The French government’s proposed change is the right one. Deaths on undivided roads represent more than half of all deaths in France. Tackling inappropriate speed on these roads is a smart measure.  The neighbouring region of Flanders in Belgium recently reduced its equivalent limit from 90km/h to 70km/h and a majority support the measure.

The political problem for the French government is easy to explain but hard to solve.  On an individual level speeding does not appear risky as the chance of a collision is still relatively small.  But on a societal level, the benefits of reducing deaths are very substantial, both in human terms, and from an economic point of view: a single road death impacts the lives of many people.

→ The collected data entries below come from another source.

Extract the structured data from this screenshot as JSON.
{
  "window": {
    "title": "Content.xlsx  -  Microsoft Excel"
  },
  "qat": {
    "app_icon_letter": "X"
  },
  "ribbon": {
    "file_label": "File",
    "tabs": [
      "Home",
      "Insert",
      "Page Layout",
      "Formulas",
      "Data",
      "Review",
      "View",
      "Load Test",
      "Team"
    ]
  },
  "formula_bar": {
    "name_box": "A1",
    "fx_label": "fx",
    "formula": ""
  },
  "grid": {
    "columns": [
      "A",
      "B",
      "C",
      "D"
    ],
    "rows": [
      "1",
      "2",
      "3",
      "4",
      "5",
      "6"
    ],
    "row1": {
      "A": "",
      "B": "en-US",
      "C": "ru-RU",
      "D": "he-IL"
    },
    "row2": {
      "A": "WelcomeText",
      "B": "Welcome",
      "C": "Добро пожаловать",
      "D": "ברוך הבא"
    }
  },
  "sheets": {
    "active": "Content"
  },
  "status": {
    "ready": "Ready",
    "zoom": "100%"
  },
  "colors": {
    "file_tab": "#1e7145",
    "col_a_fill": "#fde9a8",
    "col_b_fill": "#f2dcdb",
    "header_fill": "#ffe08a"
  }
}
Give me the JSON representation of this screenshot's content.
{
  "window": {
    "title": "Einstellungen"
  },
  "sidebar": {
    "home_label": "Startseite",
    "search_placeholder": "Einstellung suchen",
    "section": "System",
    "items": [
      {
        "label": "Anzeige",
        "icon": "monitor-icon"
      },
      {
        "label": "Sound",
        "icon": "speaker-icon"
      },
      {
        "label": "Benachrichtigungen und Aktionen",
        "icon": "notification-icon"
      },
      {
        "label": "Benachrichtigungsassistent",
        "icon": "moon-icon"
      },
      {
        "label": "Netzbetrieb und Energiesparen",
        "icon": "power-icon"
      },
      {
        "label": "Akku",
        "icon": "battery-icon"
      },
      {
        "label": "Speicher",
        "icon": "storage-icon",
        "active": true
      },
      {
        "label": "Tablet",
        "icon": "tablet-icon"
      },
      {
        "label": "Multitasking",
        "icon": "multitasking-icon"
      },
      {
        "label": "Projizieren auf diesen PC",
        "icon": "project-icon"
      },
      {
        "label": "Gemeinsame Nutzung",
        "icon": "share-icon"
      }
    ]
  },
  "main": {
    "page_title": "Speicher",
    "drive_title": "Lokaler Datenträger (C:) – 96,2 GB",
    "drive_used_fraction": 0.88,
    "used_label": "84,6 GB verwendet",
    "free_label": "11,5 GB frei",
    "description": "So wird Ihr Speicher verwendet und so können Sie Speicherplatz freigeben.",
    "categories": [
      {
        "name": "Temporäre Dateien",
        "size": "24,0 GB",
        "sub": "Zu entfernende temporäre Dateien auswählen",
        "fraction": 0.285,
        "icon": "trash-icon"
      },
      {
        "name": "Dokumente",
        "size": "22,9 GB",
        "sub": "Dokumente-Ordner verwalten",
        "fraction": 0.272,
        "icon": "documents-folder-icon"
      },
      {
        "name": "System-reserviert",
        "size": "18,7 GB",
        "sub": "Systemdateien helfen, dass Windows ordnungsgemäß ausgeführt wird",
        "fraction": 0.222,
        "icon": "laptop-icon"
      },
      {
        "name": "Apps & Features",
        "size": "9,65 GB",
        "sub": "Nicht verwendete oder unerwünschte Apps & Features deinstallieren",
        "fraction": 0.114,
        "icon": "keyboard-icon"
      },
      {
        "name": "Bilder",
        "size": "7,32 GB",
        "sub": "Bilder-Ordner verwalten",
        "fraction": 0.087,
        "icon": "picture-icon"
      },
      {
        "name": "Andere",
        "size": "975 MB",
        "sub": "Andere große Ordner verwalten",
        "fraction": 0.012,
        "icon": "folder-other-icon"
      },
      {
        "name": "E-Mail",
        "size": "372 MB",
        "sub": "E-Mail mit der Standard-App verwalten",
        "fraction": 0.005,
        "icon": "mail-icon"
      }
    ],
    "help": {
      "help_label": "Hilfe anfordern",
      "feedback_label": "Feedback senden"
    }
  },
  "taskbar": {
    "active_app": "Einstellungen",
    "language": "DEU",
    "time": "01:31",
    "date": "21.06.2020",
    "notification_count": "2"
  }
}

Wisely, the official communications around yesterday’s announcement showed that the individual impact of the change from 90 to 80 km/h is in any case marginal. Drivers will only take 2 minutes longer to get to their destination on a typical 25km journey by driving at 80km/h rather than 90.  Another positive argument in favour of the change is that a typical driver can save EUR 120 per year by driving at the reduced limit, while emissions also go down by 30% according to official estimates.

However, it remains to be seen if these messages break through.  Social media, which in France yesterday saw an explosion of anger against the new measures, amplifies individual feelings, spreads fake or misleading information and, in the present political climate, can lead to a reversal of policy.  That would be a mistake with a cost counted in lives, not ‘likes’.